Reliability Engineering is not a job.
It’s a culture.
With a long history of operations, automation, orchestration, and scripting, my career is now all about reliability engineering. This starts with engineering for tooling, automation, self-healing, self-scaling, and deep-dive investigations of faults.
From that, it grows to a culture of reliability, strategizing with app developers on production readiness, incident command and incident lifecycle, DevOps philosophy, and blameless culture.
I want to be held accountable for your reliability story and assist everyone from engineering interns to CTOs in creating a culture of reliability.
Recruiters and hiring managers: Read “Career Path” before contacting as it will answer a lot of questions.

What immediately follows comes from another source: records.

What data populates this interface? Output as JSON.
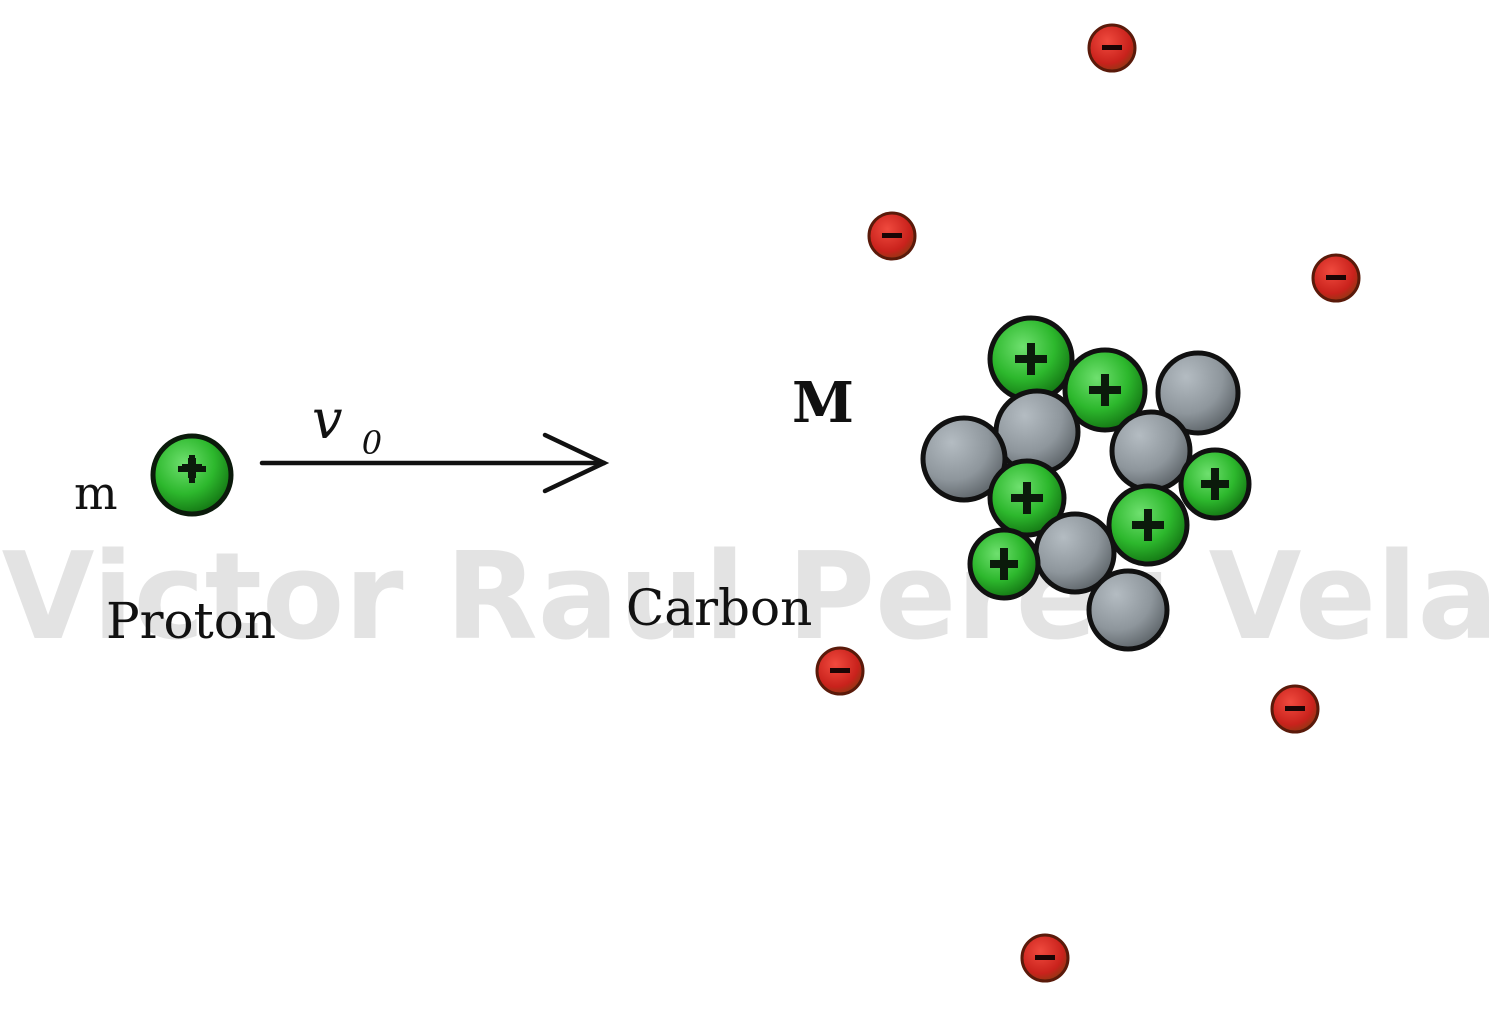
{
  "labels": {
    "proton_mass": "m",
    "velocity_main": "v",
    "velocity_sub": "0",
    "proton": "Proton",
    "carbon": "Carbon",
    "carbon_mass": "M"
  },
  "watermark": "Victor Raul Perez Vela",
  "colors": {
    "proton": "#2db82d",
    "proton_edge": "#0b3a0b",
    "neutron": "#8e969c",
    "electron": "#c9221c",
    "ink": "#111111"
  },
  "counts": {
    "nucleus_protons": 6,
    "nucleus_neutrons": 6,
    "electrons": 6
  },
  "icons": {
    "proton": "plus-sign",
    "electron": "minus-sign"
  }
}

Senior Site Reliability Engineer
Slack
San Francisco
August 2018 - August 2022
Reliability by Design and Reliability by Culture focused engineering, writing and presentation. Highlights include System configuration automation control with Chef and Puppet (most recently Chef) with custom roles and modules and feature flagging. AWS management with and without Terraform for EC2, SQS/SNS, S3, and more. Migrating to the use of Docker and Kubernetes and assisting developers in the transition to stateless services. Homemade tooling and scripts (primarily Golang and Python and shell) for developers to run their own operational tasks. Extensive use of Slack, Slack bots, integrations and best practices. On-call response for mission-critical production infrastructure. Participation and conduction of production readiness reviews and planned disaster response exercises and helping fix issues that arose from those exercises. Participation in the global major incident commander pager rotation, requiring broad knowledge of system/team responsibilities and assigning tasks and preparing frequent reports on major incidents to both customer service and to executives. Participation in shaping the culture of reliable engineering, including running incident reviews (postmortems) and follow-ups, writing and presenting the blameless culture policy, and mentoring other incident commanders and incident review facilitators.
Software Engineer II (Platform/Datacenter)
Microsoft (Yammer)
San Francisco
May 2014 - May 2018
Software Engineer II (more of a platform/operations role) on the Yammer Compute team. Duties include a wide range of datacenter management tasks including maintaining systems on a custom in-house containerization layer based on LXC and assisting in migrating the platform to Docker based (and Mesos/Marathon orchestrated) systems in Microsoft Azure. Tasks were heavy on debugging, scripting, Puppet, HAProxy, Ubuntu, monitoring and metrics, provisioning and resource management, and building custom tools for automatic volume encryption, DNS synchronization between providers, and all the various nuts and bolts that make large-deployment Linux environments challenging. Very heavy in bash/awk scripting with lighter solutions in Python (mostly for parsing data from JSON endpoints) and Ruby (mostly within the context of Puppet.)
Prior to 2014
Years of Linux Systems Administration with understanding of Linux fundamentals and deep-dive investigations. Principles of Internet operations like DNS, ARP, firewalling, load balancing. Analytical skills for project planning, problem solving, vulnerability detection, and decision making. Creative problem solving and understanding that solutions are a balance of technical needs and people needs.